Does the omicron variant make a difference?
Few studies have looked at the omicron variant, although a report published in January 2022 by the European Centre for Disease Prevention and Control cited a small Danish household study:6 “People who have completed the primary series of vaccination experienced secondary attack rates (SARs) of 32% in households with omicron and 19% in households with delta. For people who received a booster, omicron was associated with a SAR of 25%, while the corresponding estimate for delta was only 11%. There was an increased transmission for unvaccinated people, and a reduced transmission for booster vaccinated people, compared with fully vaccinated people,” summarised the report.7
Preliminary data from Japan’s National Institute of Infectious Diseases found that patients infected with omicron shed viral particles for longer compared with those infected with other variants. The amount of viral RNA in patients with omicron was highest three to six days after diagnosis or symptom onset. This appears to be two or three days later than other variants.8 Hunter said the new data “muddy the waters” on the matter.
Vaccine effectiveness against infection, hospital admission, and mortality have all taken a hit when pitted against the omicron variant, and it seems only logical that the impact against transmission would likewise drop.
“The main point of vaccines is not to do with preventing transmission,” says Anika Singanayagam, academic clinical lecturer in adult infectious disease at Imperial College London. “The main reasons for vaccines for covid-19 is to prevent illness and death.” Therefore, we shouldn’t be too disappointed that it’s still possible to pass on the virus while vaccinated, she says, “Damping down on transmission is not a particularly easy thing with omicron.”
What impact does that have on policymaking?
The fact that vaccines are good at preventing serious infection, but less good at preventing transmission makes policymaking difficult. The UK has changed its rules9 on the amount of time those who test positive for covid-19 must spend in self-isolation, first from 10 days to seven, then to five, provided they test negative on a lateral flow test. That decision follows the US, which cut the self-isolation period to five days in late December10 because “the majority of SARS-CoV-2 transmission occurs early in the course of illness.”

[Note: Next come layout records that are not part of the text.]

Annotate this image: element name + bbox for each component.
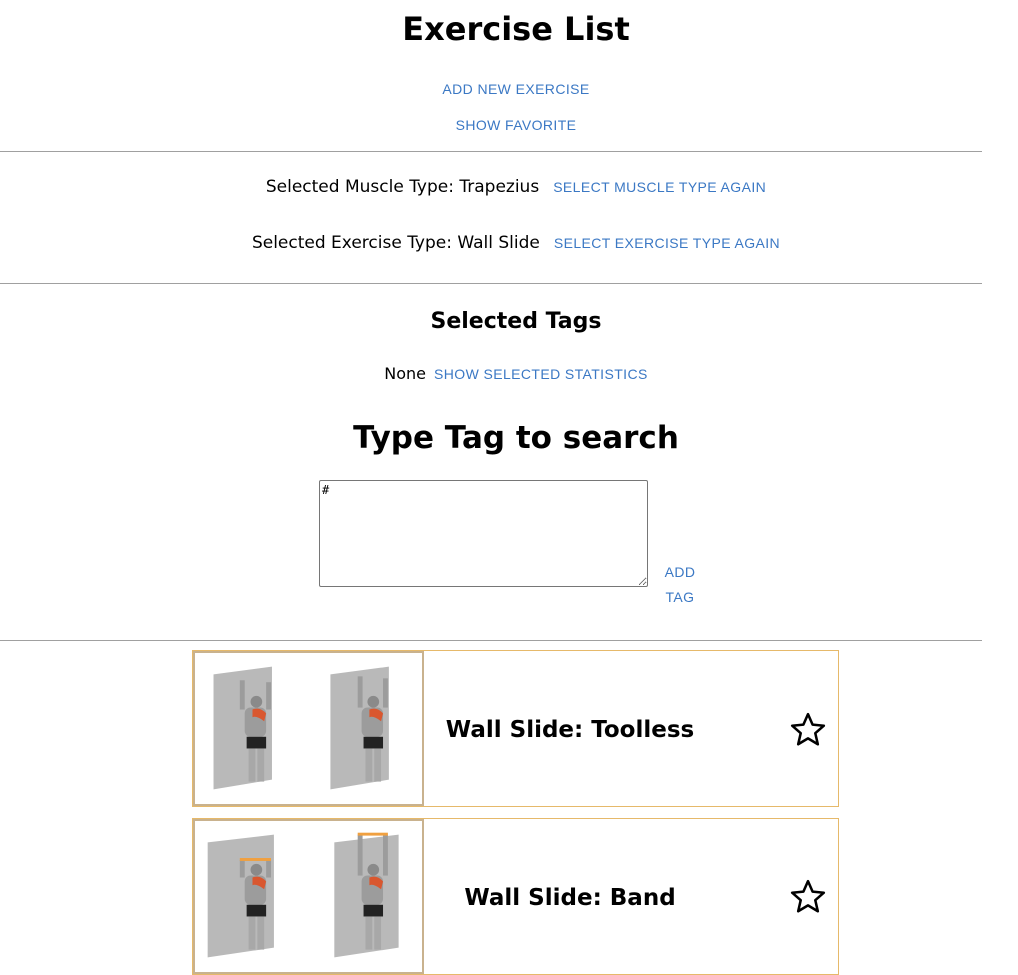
- add-new-exercise-button[interactable]: ADD NEW EXERCISE: [442, 81, 589, 97]
- select-exercise-type-again-button[interactable]: SELECT EXERCISE TYPE AGAIN: [554, 235, 780, 251]
- show-selected-statistics-button[interactable]: SHOW SELECTED STATISTICS: [434, 366, 648, 382]
- star-outline-icon[interactable]: [789, 711, 827, 749]
- muscle-type-row: Selected Muscle Type: Trapezius SELECT MU…: [0, 177, 1018, 197]
- selected-tags-title: Selected Tags: [430, 309, 602, 334]
- add-tag-label-line2: TAG: [665, 589, 695, 605]
- exercise-card[interactable]: Wall Slide: Band: [192, 818, 839, 975]
- tag-search-title: Type Tag to search: [353, 420, 679, 456]
- show-favorite-button[interactable]: SHOW FAVORITE: [456, 117, 577, 133]
- exercise-image: [193, 819, 424, 974]
- star-outline-icon[interactable]: [789, 878, 827, 916]
- exercise-card[interactable]: Wall Slide: Toolless: [192, 650, 839, 807]
- add-exercise-row: ADD NEW EXERCISE: [0, 79, 1018, 98]
- exercise-type-row: Selected Exercise Type: Wall Slide SELECT…: [0, 233, 1018, 253]
- divider: [0, 283, 982, 284]
- page-title: Exercise List: [402, 10, 630, 48]
- exercise-name: Wall Slide: Band: [464, 885, 676, 911]
- divider: [0, 640, 982, 641]
- select-muscle-type-again-button[interactable]: SELECT MUSCLE TYPE AGAIN: [553, 179, 766, 195]
- show-favorite-row: SHOW FAVORITE: [0, 115, 1018, 134]
- selected-tags-value: None: [384, 364, 427, 383]
- divider: [0, 151, 982, 152]
- selected-muscle-type: Selected Muscle Type: Trapezius: [265, 177, 540, 197]
- add-tag-button[interactable]: ADD TAG: [662, 560, 698, 610]
- selected-tags-row: None SHOW SELECTED STATISTICS: [0, 364, 1018, 383]
- exercise-name: Wall Slide: Toolless: [445, 717, 695, 743]
- add-tag-label-line1: ADD: [664, 564, 696, 580]
- selected-exercise-type: Selected Exercise Type: Wall Slide: [251, 233, 540, 253]
- exercise-image: [193, 651, 424, 806]
- tag-search-input[interactable]: #: [319, 480, 648, 587]
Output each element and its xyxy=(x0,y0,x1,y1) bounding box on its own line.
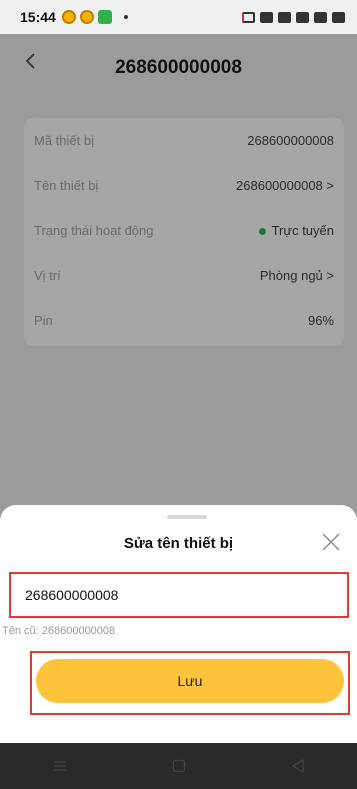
menu-icon[interactable] xyxy=(53,760,67,772)
status-value: Trực tuyến xyxy=(258,223,334,238)
old-name-hint: Tên cũ: 268600000008 xyxy=(2,625,116,637)
row-value: 268600000008 xyxy=(247,133,334,148)
row-device-name[interactable]: Tên thiết bị 268600000008 > xyxy=(34,163,334,208)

“They’re recognising that vaccines aren’t preventing transmission, and you’ve got too many people having to isolate,” says Bauld. “Policymakers have decided that the game’s up on transmission, but that you need a different approach.”
Decision makers have a difficult decision, says Singanayagam: they want to enable life to continue as normally as possible—which may mean vaccinated people getting infected with covid because of community or household transmission—while also carefully monitoring that vaccine effectiveness to lower the risk of hospital admission, severe illness, and death is not dented.
Could future vaccines be more effective against onward transmission?
Again, first generation covid vaccines were evaluated against reducing hospital admissions and death in the challenging first year of the pandemic. They wouldn’t have been expected to generate sterilising immunity and block transmission. But, says Singanayagam, now that we have a suite of vaccines using different approaches, there is some opportunity to think about future jabs for different situations.
“There are avenues to think about the development of vaccines that can have more of an effect on transmission,” she says. Those are usually vaccines delivered more locally, such as directly through the respiratory tract, which could tackle the source of major transmission, rather than the lungs, which is where the first generation of vaccines was targeted in order to prevent severe infection. “That’s probably the way things will move in the future.”